- Born: Kendi Ntwiga 30 May 1980 (age 46) Nairobi, Kenya
- Citizenship: Kenyan
- Education: Africa Nazarene University
- Occupation: Business Executive
- Employer: Meta (2023–present)
- Known for: Information and Technology
- Notable work: Check Point (General manager); Microsoft (Country director); Meta (Global director);
- Title: Global director at Meta
- Board member of: Mercy Corps; KCB Group;

= Kendi Ntwiga =

Kenyan business executive

Kendi Ntwiga (born 30 May 1980), is a Kenyan business executive. Since October 2023, Ntwiga has served as the Global Head for Actor Solutions at Meta Platforms based in Dublin, Ireland. Prior to that appointment, she was the Global Head of Misrepresentation at the same company since May 2022. In 2015, Ntwiga founded SheGoesTech, an initiative started in Kenya with the aim of encouraging women to pursue a career in STEM. She has served on the boards of Mercy Corps (since July 2021) and KCB Group.
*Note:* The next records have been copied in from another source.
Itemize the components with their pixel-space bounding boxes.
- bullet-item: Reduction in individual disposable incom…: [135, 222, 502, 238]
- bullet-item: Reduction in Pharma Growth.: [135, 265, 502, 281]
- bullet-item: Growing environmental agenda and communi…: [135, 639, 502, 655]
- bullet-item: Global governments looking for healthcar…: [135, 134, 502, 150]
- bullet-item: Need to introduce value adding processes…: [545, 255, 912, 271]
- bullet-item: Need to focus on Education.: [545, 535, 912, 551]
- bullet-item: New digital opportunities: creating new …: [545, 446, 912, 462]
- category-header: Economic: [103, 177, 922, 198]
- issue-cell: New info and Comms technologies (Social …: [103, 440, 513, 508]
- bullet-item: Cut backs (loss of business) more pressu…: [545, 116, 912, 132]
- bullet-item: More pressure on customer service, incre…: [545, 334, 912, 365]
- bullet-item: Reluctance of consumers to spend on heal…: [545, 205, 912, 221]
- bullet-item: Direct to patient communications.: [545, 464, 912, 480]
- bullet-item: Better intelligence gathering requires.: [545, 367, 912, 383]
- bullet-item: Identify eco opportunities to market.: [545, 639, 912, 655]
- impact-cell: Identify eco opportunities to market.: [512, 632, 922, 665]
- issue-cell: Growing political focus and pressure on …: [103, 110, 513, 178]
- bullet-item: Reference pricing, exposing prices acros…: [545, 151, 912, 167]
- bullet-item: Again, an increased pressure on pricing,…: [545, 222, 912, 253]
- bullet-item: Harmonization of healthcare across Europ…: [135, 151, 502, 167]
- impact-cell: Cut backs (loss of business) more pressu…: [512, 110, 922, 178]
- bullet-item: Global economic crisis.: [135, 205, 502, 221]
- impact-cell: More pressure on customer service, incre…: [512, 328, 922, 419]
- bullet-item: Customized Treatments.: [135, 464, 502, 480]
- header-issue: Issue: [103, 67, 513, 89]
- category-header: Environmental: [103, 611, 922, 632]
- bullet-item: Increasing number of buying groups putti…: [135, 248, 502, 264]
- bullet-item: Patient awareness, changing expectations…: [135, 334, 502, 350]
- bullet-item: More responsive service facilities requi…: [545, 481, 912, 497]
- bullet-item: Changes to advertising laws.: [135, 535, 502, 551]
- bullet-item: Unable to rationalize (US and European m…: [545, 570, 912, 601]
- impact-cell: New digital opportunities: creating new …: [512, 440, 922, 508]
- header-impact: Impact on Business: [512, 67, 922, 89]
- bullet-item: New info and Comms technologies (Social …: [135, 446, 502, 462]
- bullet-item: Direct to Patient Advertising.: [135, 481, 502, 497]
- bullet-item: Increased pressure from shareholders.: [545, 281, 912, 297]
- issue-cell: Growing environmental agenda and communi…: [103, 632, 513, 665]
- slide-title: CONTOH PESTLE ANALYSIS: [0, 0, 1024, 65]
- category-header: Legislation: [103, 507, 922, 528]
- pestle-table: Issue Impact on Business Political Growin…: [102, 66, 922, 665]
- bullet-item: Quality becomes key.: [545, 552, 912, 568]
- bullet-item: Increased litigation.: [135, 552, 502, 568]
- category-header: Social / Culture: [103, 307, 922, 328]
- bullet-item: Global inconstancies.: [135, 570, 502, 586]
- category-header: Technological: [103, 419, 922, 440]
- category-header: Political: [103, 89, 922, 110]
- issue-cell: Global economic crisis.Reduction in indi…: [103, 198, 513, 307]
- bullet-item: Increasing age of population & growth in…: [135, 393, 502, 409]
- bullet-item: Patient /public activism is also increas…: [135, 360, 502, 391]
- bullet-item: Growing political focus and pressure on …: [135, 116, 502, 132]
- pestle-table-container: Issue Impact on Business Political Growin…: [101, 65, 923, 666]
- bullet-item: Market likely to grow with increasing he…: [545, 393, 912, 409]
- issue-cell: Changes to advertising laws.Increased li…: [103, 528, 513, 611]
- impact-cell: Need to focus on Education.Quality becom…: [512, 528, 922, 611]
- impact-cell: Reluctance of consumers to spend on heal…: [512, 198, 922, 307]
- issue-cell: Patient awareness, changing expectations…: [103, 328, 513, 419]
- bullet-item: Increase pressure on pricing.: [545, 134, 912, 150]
From 2005 to 2022, Kendi held various senior positions for international technology companies based in Africa. She served as Country Director for Microsoft in Kenya from January 2020 to April 2022, and as East and North Africa Regional Director at Check Point between 2017 and 2019. Starting in 2011, she served for 5 years at Oracle Corporation in Kenya, as the director responsible for their East and Southern Africa market. Between 2008 and 2011, Ntwiga was a manager at HP, responsible for software sales in East Africa.

== Early life and education ==
Kendi was born in Kenya on May 30, 1980. She joined Technical University of Kenya prior to attending Africa Nazarene University, where she graduated with a bachelor's degree in international business management in 2014. In 2019, she obtained certificates in Babson College's Entrepreneurial Leadership Program.

== Career ==
From 2005 to 2008, Kendi served as the manager responsible for business development at Paynet Group (which was acquired by Interswitch in 2014). Subsequently, she was appointed manager responsible for software sales in East Africa at HP Inc until July 2011. In August of the same year she joined Oracle Corporation, serving in their Nairobi, Kenya location as a manager responsible for East and Southern Africa market. Kendi occupied this position for 5 years until August 2016.

In May 2017, Kendi was appointed East and North Africa Regional Manager at Check Point. She served this position until July 2019, when she was promoted within the company to become the General Manager of the East, West, and Central Africa cluster. In January 2020, she joined Microsoft to serve as the country director for Kenya, a position she occupied until April 2022. In May of that year, Kendi joined Meta Platforms, in Ireland, to serve as global head responsible for misrepresentation. The position she left when she was appointed as global head responsible for actor solutions based in Dublin, Ireland in October 2023.

== Recognitions ==

- 2015: TechWomen Emerging Leader by the US government.
- 2019: Top 40 under 40 women leaders in Kenya.
- 2021: Top 50 C-suite women in Africa.
- 2021: Top 25 Most Transformative Leaders Impacting Business.
- 2022: Top 15 Kenyan women CEO's leading companies.
- 2022: Top C-suite women in Africa.
- 2023: Africa's 30 most influential executives.